Moan like an autumn wind high in the lonesome tree-tops, moan soft like
you wanted somebody terrible, cry like a racing car slipping away from a
motorcycle cop, Bang-bang! you jazzmen, bang altogether drums, traps,
banjoes, horns, tin cans-make two people fight on the top of a stairway
and scratch each other's eyes in a clinch tumbling down the stairs.

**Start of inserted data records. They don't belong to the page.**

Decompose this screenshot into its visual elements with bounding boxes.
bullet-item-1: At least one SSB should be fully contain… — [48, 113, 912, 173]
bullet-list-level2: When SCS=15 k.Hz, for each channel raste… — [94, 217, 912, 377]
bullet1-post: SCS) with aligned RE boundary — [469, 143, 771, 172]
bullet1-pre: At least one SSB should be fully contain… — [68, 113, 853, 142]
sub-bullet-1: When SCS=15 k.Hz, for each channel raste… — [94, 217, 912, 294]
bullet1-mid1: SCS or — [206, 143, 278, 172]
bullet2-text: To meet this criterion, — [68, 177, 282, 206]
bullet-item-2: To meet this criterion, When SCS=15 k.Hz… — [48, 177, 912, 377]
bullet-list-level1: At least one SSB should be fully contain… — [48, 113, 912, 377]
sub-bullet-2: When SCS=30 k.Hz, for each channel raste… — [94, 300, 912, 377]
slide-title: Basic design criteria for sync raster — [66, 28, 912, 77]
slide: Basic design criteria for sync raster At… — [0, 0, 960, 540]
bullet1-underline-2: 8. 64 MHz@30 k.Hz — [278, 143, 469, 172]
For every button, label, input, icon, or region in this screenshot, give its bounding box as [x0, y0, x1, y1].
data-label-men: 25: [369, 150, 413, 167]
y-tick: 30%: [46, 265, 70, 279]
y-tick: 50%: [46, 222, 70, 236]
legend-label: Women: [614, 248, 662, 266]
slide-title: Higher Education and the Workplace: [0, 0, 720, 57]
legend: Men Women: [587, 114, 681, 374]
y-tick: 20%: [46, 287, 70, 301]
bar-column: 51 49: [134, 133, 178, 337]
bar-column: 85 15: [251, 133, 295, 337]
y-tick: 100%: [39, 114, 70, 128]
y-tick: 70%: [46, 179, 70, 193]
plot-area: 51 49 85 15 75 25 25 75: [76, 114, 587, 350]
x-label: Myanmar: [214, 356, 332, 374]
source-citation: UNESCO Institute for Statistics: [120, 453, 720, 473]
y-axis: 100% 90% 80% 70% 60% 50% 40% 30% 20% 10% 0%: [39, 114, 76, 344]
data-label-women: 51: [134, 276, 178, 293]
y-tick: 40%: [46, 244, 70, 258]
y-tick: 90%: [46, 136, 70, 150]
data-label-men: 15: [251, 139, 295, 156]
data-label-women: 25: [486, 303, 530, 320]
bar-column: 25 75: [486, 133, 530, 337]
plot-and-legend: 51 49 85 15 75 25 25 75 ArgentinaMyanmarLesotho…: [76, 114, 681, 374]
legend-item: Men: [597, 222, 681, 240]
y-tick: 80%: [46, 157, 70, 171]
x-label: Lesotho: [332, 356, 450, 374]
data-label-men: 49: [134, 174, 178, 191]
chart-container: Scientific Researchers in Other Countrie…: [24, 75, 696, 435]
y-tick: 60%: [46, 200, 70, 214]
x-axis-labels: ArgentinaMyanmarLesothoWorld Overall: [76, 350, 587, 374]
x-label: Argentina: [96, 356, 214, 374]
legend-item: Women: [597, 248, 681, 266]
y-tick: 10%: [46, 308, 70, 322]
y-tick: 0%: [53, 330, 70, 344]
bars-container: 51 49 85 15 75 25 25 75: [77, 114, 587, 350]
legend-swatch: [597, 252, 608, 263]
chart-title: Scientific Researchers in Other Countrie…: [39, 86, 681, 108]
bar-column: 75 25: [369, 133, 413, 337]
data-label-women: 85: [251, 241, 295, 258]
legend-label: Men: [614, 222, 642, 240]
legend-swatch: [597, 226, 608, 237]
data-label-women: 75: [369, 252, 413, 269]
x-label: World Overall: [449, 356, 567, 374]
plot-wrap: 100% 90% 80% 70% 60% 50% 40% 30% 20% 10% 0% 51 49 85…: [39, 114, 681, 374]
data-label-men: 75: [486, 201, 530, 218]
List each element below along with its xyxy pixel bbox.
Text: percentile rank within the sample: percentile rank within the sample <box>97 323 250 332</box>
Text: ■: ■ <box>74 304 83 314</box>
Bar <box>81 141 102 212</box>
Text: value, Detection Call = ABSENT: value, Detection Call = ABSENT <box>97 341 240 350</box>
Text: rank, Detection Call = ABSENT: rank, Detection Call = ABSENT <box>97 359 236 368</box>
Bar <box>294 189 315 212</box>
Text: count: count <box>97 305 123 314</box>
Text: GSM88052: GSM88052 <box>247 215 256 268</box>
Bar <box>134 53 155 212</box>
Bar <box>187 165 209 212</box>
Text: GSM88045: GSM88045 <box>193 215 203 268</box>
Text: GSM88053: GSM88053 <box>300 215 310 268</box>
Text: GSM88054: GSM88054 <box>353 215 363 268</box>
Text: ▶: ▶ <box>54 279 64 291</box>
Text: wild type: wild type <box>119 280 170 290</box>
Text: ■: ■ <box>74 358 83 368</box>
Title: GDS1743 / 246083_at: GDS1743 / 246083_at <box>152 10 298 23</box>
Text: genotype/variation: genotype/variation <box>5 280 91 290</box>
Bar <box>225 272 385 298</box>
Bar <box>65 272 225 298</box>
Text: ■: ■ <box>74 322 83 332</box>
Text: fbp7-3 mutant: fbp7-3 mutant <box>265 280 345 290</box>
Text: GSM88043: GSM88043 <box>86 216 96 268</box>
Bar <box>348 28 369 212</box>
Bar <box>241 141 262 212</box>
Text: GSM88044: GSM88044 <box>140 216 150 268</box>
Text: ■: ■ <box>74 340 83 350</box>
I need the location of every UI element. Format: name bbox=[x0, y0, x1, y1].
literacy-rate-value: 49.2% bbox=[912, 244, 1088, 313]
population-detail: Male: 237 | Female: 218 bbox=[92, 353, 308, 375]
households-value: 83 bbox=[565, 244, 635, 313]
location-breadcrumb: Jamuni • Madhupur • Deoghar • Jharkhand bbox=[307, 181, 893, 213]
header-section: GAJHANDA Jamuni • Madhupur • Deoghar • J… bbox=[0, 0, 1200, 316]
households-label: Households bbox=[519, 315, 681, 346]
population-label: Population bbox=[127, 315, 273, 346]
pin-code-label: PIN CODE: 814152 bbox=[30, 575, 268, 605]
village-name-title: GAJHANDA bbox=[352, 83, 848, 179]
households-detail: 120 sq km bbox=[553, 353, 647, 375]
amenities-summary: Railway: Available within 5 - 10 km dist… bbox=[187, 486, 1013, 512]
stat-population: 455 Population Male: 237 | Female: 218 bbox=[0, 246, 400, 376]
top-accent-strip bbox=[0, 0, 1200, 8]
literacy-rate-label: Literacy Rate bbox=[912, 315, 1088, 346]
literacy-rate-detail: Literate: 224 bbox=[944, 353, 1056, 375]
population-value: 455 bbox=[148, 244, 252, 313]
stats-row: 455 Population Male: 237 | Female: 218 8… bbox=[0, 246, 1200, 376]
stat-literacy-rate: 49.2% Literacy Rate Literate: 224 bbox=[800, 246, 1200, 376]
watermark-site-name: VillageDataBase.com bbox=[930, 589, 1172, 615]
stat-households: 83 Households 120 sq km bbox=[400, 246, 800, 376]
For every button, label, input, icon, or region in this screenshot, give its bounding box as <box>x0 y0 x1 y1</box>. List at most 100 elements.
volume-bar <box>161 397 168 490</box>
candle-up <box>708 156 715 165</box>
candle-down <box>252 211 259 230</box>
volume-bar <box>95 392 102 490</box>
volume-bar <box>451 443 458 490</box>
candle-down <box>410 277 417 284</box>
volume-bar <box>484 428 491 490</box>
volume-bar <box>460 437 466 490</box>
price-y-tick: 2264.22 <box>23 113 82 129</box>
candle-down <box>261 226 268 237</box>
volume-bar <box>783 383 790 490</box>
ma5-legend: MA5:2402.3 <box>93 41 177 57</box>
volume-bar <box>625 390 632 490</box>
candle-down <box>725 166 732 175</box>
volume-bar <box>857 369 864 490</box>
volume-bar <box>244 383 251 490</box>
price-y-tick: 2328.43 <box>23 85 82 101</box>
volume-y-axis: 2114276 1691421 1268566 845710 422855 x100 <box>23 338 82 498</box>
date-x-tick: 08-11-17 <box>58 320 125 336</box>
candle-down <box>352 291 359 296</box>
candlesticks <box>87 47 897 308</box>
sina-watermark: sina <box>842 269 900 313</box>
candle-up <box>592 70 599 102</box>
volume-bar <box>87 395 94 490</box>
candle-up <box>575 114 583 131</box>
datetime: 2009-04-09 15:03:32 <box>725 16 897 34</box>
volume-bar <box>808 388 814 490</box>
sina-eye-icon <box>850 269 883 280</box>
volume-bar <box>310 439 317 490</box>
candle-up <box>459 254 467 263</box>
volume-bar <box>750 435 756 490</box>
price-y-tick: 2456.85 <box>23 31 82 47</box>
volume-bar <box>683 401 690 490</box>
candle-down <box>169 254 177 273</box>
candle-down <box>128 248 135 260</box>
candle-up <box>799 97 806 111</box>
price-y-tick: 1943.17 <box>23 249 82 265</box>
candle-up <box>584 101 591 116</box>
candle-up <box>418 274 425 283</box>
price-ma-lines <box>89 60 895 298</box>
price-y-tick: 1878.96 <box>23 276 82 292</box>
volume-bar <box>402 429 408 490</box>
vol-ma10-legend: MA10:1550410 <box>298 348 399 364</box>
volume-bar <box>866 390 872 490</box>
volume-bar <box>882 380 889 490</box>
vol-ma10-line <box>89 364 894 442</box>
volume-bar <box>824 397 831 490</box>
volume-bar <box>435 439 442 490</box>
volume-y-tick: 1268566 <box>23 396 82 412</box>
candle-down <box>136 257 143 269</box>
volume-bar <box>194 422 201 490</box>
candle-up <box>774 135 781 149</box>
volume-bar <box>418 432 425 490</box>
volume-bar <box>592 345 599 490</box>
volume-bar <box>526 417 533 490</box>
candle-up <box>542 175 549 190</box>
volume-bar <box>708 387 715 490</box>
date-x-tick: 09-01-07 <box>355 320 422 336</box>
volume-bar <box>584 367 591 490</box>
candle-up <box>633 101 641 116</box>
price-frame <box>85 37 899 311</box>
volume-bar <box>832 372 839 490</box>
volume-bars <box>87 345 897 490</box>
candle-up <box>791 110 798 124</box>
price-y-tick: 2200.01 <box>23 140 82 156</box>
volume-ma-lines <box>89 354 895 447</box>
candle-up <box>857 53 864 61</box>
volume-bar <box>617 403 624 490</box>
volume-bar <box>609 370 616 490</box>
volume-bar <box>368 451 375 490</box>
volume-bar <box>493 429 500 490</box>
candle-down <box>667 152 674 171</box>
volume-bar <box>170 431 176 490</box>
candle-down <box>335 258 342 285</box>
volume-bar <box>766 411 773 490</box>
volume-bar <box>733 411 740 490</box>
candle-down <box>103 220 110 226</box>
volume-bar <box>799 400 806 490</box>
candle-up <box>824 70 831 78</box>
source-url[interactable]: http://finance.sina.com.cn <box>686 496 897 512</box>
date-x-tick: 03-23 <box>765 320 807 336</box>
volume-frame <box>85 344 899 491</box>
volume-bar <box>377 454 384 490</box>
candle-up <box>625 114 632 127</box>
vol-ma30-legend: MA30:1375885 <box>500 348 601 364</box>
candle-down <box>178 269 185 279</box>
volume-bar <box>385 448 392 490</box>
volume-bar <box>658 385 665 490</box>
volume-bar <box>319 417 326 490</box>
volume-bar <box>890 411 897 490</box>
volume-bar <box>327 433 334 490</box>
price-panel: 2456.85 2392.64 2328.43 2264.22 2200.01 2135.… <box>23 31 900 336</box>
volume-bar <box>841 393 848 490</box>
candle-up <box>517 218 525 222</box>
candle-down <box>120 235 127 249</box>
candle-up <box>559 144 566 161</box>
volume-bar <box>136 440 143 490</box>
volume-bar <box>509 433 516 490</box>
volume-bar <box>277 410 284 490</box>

Can the rough stuff ... now a Mississippi steamboat pushes up the night
river with a hoo-hoo-hoo-oo ... and the green lanterns calling to the high
soft stars ... a red moon rides on the humps of the low river hills ...
go to it, O jazzmen.
Same Song
Pat Mora
While my sixteen-year-old son sleeps,
my twelve-year-old daughter
stumbles into the bathroom at 6 a. m.
plugs in the curling iron
squeezes into faded jeans
curls her hair carefully
strokes Aztec Blue shadow on her eyelids
smoothes Frosted Mauve blusher on her
cheeks
outlines her mouth in Neon Pink
peers into the mirror, mirror on the wall
frowns, at her face, her eyes, her skin,
not fair.
At night this daughter
stumbles off to bed at nine
eyes half-shut while my son
jogs a mile in the cold dark
then lifts weights in the garage
curls and bench presses
expanding biceps, triceps, pectorals
one-handed push-ups, and hundred sit-ups
peers into that mirror, mirror and frowns
too.
Ode to My Socks
Pablo Neruda (translated by Robert Bly)
Mara Mori brought me
a pair of socks
which she knitted herself
with her sheepherder's hands,
two socks as soft as rabbits.
I slipped my feet into them
as if they were two cases
knitted with threads of twilight and goatskin,
Violent socks,
my feet were two fish made of wool,
two long sharks
sea blue, shot through
by one golden thread,
two immense blackbirds,
two cannons,
my feet were honored in this way
by these heavenly socks.
They were so handsome for the first time
my feet seemed to me unacceptable
like two decrepit firemen,
firemen unworthy of that woven fire,
of those glowing socks.
Nevertheless, I resisted the sharp temptation
to save them somewhere as schoolboys
keep fireflies,
as learned men collect
sacred texts,
I resisted the mad impulse to put them
in a golden cage and each day give them
birdseed and pieces of pink melon.
Like explorers in the jungle
who hand over the very rare green deer
to the spit and eat it with remorse,
I stretched out my feet and pulled on
the magnificent socks and then my shoes.
The moral of my ode is this:
beauty is twice beauty
and what is good is doubly good
when it is a matter of two socks
made of wool in winter.
SIMILE
N. Scott Momaday
What did we say to each other
that now we are as the deer
who walk in single file
with heads high
with ears forward
with eyes watchful
with hooves always placed on firm ground
in whose limbs there is latent flight
Sonnet #18
William Shakespeare
Shall I compare thee to a Summer's day?
Thou art more lovely and more temperate:
Rough winds do shake the darling buds of May,
And Summer's lease hath all too short a date:
Sometime too hot the eye of heaven shines,
And oft' is his gold complexion dimm'd;
And every fair from fair sometime declines,
By chance or nature's changing course untrimm'd:
But thy eternal Summer shall not fade
Nor lose possession of that fair thou owest;
Nor shall Death brag thou wanderest in his shade,
When in eternal lines to time thou growest:
So long as men can breathe, or eyes can see,
So long lives this, and this gives life to thee.